Domhnall MacAuley: Celebrating clinical teaching in Wales

Domhnall MacauleyWe don’t celebrate success enough in medicine. We sometimes mutter, grumble, and gripe, but we seldom congratulate our friends and colleagues on their success. What a pleasure therefore to attend the Welsh Clinical Teacher of the Year Awards in the beautiful Royal Welsh College of Music and Drama. A gala evening of recognition for those who inspire a generation. Most awards are static, contemporary, or retrospective, but while those nominated enjoyed their moment of recognition, their teaching lasts a lifetime—influencing doctors and helping patient care for years to come.
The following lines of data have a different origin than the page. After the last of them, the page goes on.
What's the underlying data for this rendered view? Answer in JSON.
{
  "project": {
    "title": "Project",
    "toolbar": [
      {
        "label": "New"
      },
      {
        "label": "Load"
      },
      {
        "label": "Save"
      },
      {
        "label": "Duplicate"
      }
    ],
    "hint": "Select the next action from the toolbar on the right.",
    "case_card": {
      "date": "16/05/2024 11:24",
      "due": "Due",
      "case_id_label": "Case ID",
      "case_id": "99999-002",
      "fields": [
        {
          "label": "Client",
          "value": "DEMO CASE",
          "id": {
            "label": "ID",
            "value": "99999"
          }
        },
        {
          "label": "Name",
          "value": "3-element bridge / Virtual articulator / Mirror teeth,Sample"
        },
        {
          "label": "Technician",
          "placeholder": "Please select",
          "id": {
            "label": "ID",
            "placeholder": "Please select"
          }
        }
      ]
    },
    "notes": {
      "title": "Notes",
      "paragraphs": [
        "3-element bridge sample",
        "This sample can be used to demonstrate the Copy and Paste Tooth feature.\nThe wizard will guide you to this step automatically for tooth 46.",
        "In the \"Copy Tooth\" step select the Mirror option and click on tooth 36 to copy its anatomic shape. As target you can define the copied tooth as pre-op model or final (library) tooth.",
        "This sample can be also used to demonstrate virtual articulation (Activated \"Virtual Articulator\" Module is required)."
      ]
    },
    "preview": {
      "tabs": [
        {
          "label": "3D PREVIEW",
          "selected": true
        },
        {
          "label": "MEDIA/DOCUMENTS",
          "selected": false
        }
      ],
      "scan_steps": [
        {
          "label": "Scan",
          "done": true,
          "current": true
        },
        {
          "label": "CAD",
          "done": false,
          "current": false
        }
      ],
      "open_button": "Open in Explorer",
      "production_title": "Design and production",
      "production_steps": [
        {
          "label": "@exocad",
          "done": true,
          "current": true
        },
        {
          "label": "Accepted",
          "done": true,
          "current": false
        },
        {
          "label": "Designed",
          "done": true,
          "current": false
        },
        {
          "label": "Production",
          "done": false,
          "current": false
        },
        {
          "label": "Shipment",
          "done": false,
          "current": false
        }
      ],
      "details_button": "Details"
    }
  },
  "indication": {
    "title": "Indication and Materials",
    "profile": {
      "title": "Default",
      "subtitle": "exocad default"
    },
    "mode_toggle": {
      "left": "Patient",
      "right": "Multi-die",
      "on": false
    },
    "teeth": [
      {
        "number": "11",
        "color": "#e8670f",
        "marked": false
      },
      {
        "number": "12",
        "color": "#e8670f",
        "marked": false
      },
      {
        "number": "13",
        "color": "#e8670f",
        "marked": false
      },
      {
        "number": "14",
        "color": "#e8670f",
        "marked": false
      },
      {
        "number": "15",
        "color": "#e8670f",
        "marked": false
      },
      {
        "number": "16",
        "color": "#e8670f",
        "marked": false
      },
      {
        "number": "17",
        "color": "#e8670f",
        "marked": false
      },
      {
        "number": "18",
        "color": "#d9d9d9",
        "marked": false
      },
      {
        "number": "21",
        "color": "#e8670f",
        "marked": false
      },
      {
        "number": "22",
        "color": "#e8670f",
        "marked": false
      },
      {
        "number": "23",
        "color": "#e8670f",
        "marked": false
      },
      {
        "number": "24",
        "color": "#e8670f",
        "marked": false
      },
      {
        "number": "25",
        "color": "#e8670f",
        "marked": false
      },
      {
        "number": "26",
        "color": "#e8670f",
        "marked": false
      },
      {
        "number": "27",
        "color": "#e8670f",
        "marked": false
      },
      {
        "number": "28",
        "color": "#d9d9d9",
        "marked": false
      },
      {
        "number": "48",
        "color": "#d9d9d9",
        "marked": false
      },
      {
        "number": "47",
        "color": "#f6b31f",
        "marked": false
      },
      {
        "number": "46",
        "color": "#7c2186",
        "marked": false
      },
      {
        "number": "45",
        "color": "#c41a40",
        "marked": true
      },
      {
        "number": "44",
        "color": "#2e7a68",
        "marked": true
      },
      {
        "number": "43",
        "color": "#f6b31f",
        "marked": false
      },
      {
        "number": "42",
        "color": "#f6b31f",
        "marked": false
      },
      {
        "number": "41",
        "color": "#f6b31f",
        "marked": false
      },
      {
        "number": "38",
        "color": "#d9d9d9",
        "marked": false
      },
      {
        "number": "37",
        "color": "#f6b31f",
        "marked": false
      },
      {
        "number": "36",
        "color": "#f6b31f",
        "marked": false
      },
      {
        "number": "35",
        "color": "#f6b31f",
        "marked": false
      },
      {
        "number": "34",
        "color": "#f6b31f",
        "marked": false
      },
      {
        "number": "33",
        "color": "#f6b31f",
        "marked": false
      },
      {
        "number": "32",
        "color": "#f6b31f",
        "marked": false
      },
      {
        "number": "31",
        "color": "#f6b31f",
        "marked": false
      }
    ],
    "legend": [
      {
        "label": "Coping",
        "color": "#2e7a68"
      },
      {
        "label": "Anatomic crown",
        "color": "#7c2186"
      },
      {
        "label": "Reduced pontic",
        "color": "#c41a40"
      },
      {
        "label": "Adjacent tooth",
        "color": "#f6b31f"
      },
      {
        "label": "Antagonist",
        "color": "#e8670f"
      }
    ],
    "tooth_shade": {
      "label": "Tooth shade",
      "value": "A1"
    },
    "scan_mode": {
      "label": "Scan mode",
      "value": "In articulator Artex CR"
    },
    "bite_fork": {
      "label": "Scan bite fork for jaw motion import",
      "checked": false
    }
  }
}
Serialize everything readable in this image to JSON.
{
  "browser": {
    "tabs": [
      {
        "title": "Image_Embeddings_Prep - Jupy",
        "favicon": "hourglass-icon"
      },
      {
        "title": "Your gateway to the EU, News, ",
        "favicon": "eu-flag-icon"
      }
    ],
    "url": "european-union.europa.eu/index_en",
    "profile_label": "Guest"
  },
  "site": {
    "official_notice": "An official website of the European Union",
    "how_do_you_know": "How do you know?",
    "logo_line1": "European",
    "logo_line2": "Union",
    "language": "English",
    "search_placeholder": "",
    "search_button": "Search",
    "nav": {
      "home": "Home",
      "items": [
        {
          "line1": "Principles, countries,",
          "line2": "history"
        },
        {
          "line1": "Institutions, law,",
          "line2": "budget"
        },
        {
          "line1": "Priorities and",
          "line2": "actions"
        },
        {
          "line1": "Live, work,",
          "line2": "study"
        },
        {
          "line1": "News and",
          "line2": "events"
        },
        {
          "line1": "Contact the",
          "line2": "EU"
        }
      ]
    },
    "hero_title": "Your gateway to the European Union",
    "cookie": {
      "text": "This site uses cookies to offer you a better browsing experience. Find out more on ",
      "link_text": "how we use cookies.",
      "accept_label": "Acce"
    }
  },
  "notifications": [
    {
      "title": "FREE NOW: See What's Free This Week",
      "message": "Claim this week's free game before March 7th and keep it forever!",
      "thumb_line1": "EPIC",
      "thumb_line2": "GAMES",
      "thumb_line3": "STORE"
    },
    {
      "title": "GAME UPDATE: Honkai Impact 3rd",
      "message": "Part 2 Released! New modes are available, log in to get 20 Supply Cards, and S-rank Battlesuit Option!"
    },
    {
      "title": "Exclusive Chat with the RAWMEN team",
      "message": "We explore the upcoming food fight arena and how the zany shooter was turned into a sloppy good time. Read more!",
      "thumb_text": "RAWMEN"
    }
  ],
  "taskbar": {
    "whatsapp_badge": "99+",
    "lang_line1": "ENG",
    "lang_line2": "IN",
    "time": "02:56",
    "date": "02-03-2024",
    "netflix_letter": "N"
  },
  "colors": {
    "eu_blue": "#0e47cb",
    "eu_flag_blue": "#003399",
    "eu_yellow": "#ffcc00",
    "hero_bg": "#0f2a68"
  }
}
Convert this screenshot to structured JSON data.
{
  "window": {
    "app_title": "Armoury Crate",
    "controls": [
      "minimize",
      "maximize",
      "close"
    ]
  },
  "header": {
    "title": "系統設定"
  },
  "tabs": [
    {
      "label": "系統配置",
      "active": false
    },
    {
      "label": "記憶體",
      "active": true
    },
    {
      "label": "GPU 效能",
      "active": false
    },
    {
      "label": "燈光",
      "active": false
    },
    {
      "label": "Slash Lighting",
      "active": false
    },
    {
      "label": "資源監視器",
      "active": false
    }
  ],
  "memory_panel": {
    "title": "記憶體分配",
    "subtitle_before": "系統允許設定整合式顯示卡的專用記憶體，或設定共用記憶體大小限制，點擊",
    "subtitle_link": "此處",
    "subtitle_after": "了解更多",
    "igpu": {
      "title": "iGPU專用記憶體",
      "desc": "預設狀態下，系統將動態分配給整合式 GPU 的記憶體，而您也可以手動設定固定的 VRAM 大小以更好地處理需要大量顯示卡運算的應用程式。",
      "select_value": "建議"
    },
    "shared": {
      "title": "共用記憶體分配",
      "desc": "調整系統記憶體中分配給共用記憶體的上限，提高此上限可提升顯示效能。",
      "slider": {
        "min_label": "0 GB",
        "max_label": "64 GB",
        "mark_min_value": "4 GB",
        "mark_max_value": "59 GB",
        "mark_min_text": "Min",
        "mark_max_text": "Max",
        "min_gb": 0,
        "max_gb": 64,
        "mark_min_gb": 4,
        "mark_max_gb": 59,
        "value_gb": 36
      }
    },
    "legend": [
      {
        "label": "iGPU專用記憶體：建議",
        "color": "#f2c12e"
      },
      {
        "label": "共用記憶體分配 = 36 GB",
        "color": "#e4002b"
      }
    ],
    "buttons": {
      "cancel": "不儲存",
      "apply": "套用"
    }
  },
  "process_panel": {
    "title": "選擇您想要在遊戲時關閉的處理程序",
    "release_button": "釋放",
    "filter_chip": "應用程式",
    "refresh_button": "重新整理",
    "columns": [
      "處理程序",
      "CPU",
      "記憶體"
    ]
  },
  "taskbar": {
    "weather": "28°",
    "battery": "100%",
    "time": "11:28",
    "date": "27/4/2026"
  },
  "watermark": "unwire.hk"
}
A success built on partnership. The awards had the joint support of BMA Cymru Wales and BMJ Learning, the medical schools of Cardiff and Swansea, and the postgraduate deanery. Collaboration and cooperation between medical schools is all too rare, but these two universities are already working together and the future looks bright. In the common language of teaching, there was no differentiation between specialities, professions, medical background, or training. Clinicians were the largest group, but there was recognition of the part played by, among others, nursing colleagues, midwives, anatomists. And, demonstrating partnership at national level there was support from David Sissling, Chief Executive Wales, Ruth Hussey CMO Wales, and Chris Jones chair of Cwm Taf Health Board.

Derek Gallen, Postgraduate Dean for Wales, received the lifetime achievement award for his career long contribution to postgraduate education, and Steve Backhouse an ENT consultant won Clinical Teacher of the Year. I was especially impressed by the influence of my general practice colleagues in Welsh university education. John Bligh, Dean of Medical Education in Cardiff who, as editor in chief of Medical Education and founding editor in chief of The Clinical Teacher helped direct scholarly development for a generation and, newly minted professor Kamila Hawthorne, who had just rushed directly from surgery to the auditorium. For me it was a special moment to hear Tony Calland, a general practitioner from the Wye valley, reflect on John Berger’s A fortunate man. A defining book in general practice education describing the work of a family doctor—in the very practice that Tony spent his career.

A wonderful evening to inspire a generation and, on the dawn of a new day, a jog alongside the river Taff on a beautiful spring morning.

Domhnall MacAuley is primary care editor, BMJ.